[tutorial] use conda in a container

Dear users, many HPC users use Conda to install the required software on the cluster and/or on their laptop.
The advantage of using Conda for the end user is great flexibility and easy software installation.
The downside is that each user installs their own copy of the software in their home or scratch directory, and a typical Conda installation creates thousands of files and puts a lot of pressure on our shared storage.

The good news: it is quite easy to create a container, in our case with [Apptainer] (hpc:applications_and_libraries [eResearch Doc]), that contains all the software you need. The big advantage is that there is only one file, easier to maintain and co use on all the clusters.

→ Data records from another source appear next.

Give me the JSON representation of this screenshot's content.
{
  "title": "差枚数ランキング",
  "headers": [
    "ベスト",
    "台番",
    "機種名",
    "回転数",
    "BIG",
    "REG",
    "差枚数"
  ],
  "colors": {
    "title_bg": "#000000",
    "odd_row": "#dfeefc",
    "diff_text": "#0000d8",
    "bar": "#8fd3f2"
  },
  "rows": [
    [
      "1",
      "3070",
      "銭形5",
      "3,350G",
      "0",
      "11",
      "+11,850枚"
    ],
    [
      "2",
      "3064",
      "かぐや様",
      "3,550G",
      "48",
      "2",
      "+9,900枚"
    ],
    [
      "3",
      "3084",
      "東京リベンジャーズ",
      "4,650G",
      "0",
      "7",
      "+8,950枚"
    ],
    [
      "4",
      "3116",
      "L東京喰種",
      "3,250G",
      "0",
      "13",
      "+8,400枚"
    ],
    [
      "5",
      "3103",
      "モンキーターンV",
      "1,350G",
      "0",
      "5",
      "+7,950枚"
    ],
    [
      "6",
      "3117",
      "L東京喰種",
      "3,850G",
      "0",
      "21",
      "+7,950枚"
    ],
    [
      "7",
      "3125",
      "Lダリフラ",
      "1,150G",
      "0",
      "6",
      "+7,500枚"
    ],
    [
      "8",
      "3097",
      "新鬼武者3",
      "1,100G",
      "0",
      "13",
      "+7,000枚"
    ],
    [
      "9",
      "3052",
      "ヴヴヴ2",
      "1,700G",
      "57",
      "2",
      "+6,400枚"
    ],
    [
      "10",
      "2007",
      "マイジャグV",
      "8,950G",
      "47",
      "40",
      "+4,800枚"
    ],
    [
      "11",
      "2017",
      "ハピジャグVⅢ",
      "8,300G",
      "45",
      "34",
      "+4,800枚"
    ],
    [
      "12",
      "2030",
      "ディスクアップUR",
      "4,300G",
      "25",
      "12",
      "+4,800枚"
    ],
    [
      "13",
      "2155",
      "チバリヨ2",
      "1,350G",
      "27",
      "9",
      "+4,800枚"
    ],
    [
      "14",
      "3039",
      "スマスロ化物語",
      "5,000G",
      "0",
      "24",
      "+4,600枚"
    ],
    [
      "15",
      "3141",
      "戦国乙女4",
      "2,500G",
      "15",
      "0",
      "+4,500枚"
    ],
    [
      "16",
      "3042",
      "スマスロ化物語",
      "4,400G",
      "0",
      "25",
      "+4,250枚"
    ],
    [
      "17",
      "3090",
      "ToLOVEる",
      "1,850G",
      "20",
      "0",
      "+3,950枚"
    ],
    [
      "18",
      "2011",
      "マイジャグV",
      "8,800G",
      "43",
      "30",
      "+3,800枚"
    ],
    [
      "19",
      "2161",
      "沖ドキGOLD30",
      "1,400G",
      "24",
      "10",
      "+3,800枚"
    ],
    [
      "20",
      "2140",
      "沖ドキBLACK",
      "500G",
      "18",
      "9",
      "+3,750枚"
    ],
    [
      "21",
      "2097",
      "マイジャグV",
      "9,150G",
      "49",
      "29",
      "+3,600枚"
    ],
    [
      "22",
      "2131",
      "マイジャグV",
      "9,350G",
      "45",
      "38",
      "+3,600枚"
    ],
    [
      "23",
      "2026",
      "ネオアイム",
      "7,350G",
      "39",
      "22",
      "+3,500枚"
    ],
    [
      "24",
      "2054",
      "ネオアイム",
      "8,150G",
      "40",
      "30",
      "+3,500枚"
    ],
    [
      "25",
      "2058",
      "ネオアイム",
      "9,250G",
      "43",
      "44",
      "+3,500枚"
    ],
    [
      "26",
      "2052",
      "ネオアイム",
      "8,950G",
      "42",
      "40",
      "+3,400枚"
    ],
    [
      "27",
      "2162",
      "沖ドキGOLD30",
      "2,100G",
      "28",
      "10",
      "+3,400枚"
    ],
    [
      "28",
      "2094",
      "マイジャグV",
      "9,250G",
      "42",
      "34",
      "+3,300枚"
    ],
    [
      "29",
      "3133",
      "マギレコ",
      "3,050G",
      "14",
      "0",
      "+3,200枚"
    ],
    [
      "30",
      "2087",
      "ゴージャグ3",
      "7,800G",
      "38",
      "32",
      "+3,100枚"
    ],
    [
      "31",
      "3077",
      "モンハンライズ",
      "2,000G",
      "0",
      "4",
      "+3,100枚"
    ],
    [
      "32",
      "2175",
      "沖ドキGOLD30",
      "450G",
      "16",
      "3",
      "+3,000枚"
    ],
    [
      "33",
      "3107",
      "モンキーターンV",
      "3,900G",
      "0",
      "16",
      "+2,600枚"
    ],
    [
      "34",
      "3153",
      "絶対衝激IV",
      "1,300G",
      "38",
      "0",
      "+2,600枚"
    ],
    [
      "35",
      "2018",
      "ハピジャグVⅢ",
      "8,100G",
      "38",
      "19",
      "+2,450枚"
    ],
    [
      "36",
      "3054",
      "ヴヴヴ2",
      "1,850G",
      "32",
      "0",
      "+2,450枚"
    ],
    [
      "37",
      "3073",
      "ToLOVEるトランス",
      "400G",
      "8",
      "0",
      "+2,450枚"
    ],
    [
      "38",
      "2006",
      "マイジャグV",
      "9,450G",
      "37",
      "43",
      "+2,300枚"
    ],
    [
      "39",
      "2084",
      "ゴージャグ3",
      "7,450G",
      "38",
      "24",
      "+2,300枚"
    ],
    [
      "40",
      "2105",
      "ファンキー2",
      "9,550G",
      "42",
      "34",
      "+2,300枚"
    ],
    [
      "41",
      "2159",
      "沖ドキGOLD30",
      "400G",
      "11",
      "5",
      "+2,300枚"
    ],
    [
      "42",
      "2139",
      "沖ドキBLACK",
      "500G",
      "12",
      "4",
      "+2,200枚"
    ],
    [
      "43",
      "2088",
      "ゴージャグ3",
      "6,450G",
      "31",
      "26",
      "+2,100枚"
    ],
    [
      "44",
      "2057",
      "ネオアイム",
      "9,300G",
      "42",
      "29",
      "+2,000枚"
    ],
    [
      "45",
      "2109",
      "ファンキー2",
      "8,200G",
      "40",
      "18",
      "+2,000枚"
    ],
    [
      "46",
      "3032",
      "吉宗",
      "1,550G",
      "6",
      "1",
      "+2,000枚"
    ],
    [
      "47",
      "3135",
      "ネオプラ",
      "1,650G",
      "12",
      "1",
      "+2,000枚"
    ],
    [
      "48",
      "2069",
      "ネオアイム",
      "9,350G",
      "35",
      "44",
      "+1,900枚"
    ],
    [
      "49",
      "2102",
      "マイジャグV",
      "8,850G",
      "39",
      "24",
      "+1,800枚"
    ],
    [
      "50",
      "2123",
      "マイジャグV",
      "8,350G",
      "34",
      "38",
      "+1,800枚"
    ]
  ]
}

In this tutorial, we’ll use a project called cotainr for this, because one of the use cases of this script is to create a container from a yaml environment file that you would use to install your Conda stuff.

  1. Download cotainr
  2. Extract the files tar xf 2023.11.0.tar.gz.
  3. Make a symlink to your ~/bin folder so you can execute it without specifying the full path
cd ~/bin
ln -s ../cotainr/cotainr-2023.11.0/bin/cotainr .
  1. To use cotainr, you need Python 3.8.0 or higher, so let’s load this Python version using module: ml GCCcore/13.2.0 Python/3.11.5.
  2. You will need to create an environment file: my_conda_env.yml which describe what you want to be installed in the container
channels:
  - conda-forge
Dependencies:
  - python=3.11.0
  - numpy=1.23.5

Now you are ready to build your container:

cotainr build my_conda_env_container.sif --baseimage=docker://ubuntu:22.04 --accept-licences --conda-env=my_conda_env.yml
  1. You can now use the container:
apptainer exec my_conda_env_container.sif python3 -c "import numpy; print(numpy.__version__)"
1.23.5`

Even if cotainr doesn’t directly support building an image from a pip requirements file, you can add the pip packages you need to your conda env file.

channels:
  - conda-forge
dependencies:
  - python=3.11.0
  - numpy=1.23.5
  - pip
  - pip:
    - scipy==1.9.3

If you convert an existing Conda environment using cotainr, do not forget to erase the .conda files not needed anymore.

Your feedback is greatly appreciated!